Given the wide disparity in the experimental settings evaluating the efficacy and safety of antiseptics as well as the conflicting results observed over the years, the AWG believes that new standardized and clinically relevant studies, using in vitro and in vivo models, along with novel noninvasive measurement systems, to compare antimicrobial efficacy and toxicology are the need of the day. Some tools to study in vitro and in vivo absorption and distribution of various compounds in wounds, which are currently being investigated, include in vitro skin-on-a-chip microfluidics and in vivo Raman spectroscopy and photoacoustics [74]. The differences in the study parameters under evaluation - assessment times, antiseptic concentrations and formulations, and the wound models - impact the results of the studies and should be carefully considered when arriving at conclusions. While in vivo studies are more relevant than in vitro studies, overall the research should be focused at comparing various antiseptics with regard to their toxicology in relation to the antimicrobial efficacy. Some of the elements that should be considered in designing toxicology research are listed in Table 3.

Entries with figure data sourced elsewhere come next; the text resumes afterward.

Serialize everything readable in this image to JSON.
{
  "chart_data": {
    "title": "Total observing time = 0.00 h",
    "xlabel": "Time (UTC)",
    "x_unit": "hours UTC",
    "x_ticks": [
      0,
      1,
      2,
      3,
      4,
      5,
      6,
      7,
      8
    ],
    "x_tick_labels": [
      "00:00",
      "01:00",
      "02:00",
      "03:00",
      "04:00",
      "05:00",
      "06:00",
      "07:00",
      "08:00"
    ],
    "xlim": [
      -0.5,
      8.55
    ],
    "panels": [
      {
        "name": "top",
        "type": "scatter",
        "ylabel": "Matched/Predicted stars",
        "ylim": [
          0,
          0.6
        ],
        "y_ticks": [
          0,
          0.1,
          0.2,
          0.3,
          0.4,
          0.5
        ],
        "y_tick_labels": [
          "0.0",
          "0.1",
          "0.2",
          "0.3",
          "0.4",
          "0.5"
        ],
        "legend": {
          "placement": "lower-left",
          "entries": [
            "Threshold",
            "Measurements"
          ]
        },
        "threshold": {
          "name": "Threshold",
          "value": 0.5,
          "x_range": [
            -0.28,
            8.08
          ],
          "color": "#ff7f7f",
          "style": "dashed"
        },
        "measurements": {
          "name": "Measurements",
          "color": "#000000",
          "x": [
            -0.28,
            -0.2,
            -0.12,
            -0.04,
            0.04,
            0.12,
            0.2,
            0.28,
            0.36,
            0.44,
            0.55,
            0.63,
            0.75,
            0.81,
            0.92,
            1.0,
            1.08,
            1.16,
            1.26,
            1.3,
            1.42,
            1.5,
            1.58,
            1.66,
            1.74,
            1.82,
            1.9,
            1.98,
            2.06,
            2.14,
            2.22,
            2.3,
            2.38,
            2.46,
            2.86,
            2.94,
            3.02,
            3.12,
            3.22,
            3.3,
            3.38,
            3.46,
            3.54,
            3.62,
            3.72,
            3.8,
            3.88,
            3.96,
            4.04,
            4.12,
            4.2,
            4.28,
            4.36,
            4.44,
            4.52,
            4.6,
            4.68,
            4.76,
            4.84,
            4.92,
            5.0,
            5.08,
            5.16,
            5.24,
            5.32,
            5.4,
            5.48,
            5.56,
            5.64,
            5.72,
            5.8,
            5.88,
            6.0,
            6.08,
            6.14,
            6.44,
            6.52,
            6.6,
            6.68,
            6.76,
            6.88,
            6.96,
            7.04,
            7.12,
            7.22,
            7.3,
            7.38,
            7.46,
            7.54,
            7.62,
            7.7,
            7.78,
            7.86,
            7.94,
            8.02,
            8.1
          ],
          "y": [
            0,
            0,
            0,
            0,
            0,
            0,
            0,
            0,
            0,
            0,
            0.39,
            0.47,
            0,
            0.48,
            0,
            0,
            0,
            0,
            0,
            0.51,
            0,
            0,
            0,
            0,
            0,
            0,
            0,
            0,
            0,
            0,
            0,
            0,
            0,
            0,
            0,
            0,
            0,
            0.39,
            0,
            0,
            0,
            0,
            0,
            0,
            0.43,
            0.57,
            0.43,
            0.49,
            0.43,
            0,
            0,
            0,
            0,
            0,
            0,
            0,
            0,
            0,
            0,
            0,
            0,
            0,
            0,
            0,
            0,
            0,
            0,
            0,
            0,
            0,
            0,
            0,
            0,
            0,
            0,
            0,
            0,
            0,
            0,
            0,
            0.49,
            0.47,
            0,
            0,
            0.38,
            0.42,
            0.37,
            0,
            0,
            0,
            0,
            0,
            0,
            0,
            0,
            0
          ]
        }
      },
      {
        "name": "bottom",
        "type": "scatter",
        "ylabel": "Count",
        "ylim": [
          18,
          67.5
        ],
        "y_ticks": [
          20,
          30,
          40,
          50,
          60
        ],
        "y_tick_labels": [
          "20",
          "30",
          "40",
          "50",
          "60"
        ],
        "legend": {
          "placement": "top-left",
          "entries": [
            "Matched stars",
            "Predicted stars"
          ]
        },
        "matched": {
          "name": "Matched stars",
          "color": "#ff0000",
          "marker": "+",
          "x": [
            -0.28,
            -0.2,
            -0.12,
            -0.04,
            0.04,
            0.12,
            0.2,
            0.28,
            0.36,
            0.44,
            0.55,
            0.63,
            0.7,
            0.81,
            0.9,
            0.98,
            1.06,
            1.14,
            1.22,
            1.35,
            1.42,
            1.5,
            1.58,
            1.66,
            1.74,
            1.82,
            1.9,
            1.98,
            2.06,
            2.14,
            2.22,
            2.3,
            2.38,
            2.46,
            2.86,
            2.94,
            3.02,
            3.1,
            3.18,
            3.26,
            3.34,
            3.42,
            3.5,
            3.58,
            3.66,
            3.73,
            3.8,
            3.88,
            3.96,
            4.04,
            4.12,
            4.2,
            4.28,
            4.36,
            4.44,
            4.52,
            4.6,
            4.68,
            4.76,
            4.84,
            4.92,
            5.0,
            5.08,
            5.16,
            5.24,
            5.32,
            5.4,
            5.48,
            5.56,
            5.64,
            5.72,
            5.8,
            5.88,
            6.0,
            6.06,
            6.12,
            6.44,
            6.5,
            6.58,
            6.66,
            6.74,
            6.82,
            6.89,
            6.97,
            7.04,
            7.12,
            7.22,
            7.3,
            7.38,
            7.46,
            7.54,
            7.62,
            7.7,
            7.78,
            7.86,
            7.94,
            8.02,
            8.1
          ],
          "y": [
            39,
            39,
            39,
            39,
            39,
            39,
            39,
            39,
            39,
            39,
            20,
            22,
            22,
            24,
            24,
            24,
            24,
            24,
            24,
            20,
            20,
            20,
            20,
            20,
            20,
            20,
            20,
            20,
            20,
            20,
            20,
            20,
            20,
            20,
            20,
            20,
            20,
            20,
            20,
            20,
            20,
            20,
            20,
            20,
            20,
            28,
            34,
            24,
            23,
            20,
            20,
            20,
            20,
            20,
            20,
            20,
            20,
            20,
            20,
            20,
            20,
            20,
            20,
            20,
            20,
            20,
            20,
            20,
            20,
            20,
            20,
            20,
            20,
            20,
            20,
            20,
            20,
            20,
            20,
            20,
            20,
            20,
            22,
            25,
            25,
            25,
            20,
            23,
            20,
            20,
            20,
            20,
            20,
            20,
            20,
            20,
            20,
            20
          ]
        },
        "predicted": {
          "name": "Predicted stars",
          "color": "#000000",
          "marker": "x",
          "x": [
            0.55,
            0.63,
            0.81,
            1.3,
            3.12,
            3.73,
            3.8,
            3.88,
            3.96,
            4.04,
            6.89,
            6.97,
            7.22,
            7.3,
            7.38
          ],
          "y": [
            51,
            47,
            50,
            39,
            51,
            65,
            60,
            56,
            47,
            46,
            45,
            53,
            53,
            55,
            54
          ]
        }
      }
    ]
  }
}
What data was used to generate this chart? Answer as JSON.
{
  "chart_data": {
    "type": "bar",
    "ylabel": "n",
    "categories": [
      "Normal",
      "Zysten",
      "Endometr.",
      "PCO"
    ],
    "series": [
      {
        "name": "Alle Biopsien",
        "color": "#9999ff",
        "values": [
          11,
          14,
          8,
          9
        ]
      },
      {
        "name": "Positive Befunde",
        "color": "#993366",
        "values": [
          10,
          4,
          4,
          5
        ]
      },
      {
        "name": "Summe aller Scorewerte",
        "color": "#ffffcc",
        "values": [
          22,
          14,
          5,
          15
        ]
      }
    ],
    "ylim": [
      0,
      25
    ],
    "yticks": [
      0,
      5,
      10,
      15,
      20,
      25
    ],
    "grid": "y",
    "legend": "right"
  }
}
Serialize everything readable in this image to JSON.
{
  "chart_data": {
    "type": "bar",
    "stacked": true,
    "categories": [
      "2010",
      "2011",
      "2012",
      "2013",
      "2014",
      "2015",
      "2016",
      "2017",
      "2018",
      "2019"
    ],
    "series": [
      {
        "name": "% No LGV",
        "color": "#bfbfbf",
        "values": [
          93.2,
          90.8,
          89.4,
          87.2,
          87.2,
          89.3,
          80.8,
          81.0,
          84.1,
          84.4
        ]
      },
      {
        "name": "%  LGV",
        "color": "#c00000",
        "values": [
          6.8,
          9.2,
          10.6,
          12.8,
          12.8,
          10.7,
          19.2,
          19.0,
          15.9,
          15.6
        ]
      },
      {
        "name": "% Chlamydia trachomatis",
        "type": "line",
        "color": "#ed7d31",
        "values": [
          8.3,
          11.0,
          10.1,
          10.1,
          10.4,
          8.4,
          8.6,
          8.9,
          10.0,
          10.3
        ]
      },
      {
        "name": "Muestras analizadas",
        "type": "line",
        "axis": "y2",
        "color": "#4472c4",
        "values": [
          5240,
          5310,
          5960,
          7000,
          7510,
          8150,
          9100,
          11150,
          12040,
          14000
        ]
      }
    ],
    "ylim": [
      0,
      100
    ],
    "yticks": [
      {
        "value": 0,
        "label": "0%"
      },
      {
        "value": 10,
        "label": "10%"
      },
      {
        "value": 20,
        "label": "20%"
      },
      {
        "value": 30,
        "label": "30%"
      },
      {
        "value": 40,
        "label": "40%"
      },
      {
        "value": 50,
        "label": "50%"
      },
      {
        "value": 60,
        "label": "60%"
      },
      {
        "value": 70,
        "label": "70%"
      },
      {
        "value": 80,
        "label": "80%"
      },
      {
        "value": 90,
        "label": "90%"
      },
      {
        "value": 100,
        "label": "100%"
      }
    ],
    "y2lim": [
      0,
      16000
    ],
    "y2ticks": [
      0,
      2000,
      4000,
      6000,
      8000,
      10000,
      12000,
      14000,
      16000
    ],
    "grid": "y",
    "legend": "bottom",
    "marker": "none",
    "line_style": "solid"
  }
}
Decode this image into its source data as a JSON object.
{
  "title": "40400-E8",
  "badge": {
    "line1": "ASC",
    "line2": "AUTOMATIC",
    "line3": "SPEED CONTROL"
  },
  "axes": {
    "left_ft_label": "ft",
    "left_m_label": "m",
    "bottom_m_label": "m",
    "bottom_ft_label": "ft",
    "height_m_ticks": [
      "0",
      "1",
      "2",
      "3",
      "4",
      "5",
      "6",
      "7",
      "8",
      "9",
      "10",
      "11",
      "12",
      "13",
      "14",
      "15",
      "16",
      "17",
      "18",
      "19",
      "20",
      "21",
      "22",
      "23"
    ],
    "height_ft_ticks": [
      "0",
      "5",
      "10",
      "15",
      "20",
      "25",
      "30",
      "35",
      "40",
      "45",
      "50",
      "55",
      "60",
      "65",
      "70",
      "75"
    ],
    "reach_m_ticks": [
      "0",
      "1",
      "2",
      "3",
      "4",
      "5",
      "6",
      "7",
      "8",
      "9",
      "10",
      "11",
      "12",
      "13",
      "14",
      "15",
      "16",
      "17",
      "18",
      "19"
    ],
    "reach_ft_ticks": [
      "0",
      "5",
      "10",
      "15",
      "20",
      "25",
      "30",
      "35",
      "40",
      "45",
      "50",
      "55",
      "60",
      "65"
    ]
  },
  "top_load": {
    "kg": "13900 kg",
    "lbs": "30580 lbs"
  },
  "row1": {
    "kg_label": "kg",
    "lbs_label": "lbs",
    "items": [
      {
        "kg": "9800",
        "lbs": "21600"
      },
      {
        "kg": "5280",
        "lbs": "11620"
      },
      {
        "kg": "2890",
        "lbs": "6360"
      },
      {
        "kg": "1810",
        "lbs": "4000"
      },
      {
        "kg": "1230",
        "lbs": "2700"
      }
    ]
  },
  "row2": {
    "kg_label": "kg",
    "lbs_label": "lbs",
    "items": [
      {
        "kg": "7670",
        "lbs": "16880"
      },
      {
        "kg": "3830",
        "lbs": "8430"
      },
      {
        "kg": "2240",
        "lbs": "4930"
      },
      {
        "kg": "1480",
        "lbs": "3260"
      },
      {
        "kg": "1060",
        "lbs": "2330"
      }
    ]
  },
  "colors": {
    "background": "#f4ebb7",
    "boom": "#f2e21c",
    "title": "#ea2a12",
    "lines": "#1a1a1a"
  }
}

The AWG has developed consensus statements for PVP-I based on the evidence reviewed and their discussions (Table 4). These consensus statements are based on a critical appraisal of evidence for PVP-I available in the literature, albeit from in vitro and in vivo animal research, as well as the experience and opinion of the members of AWG of using PVP-I and other antiseptics in their clinical practice. These statements will not only support clinicians in Asia in making decisions for wound management, but could potentially guide future research in the field of antiseptics.
Conclusion
The use of PVP-I as an effective and safe antiseptic to prevent and address the bioburden in wounds is supported by several in vitro and in vivo studies. It has a broad spectrum of activity, the ability to penetrate biofilms, and a lack of development of bacterial resistance. Although PVP-I is used globally, questions about allergy and cytotoxicity are often raised based on data from in vitro cellular or in vivo animal studies. Furthermore, evidence from research investigating the comparative efficacy of antiseptics is limited by the disparity in elements such as the study design, the wound model, and the formulation and concentration of the antiseptics evaluated. Additional well-designed clinical studies in human wounds could potentially provide further evidence for the efficacy and safety of PVP-I.
Key Message
The Asian Working Group presents consensus statements for povidone iodine based on evidence and their experience.
Acknowledgments
Medical writing assistance for the preparation of the manuscript was provided by Dr. Shilpa Mudgal of In Vivo Communications (Asia) Pte Ltd. Support for this assistance as well as the AWG advisory board meeting was provided by an independent medical education grant funded by Mundipharma, Singapore.
Disclosure Statement
Paul Bigliardi has given presentations for Mundipharma GmbH and has received some support for an investigator-initiated clinical trial comparing a Mundipharma iodine product with silver dressing. Stefan Langer has given presentations for Mundipharma GmbH, Germany, and has received support for preclinical studies with Mundipharma research products. Jose Joven Cruz, Sang Wha Kim, Harikrishna Nair, and Gulapar Srisawasdi report no conflicts of interest.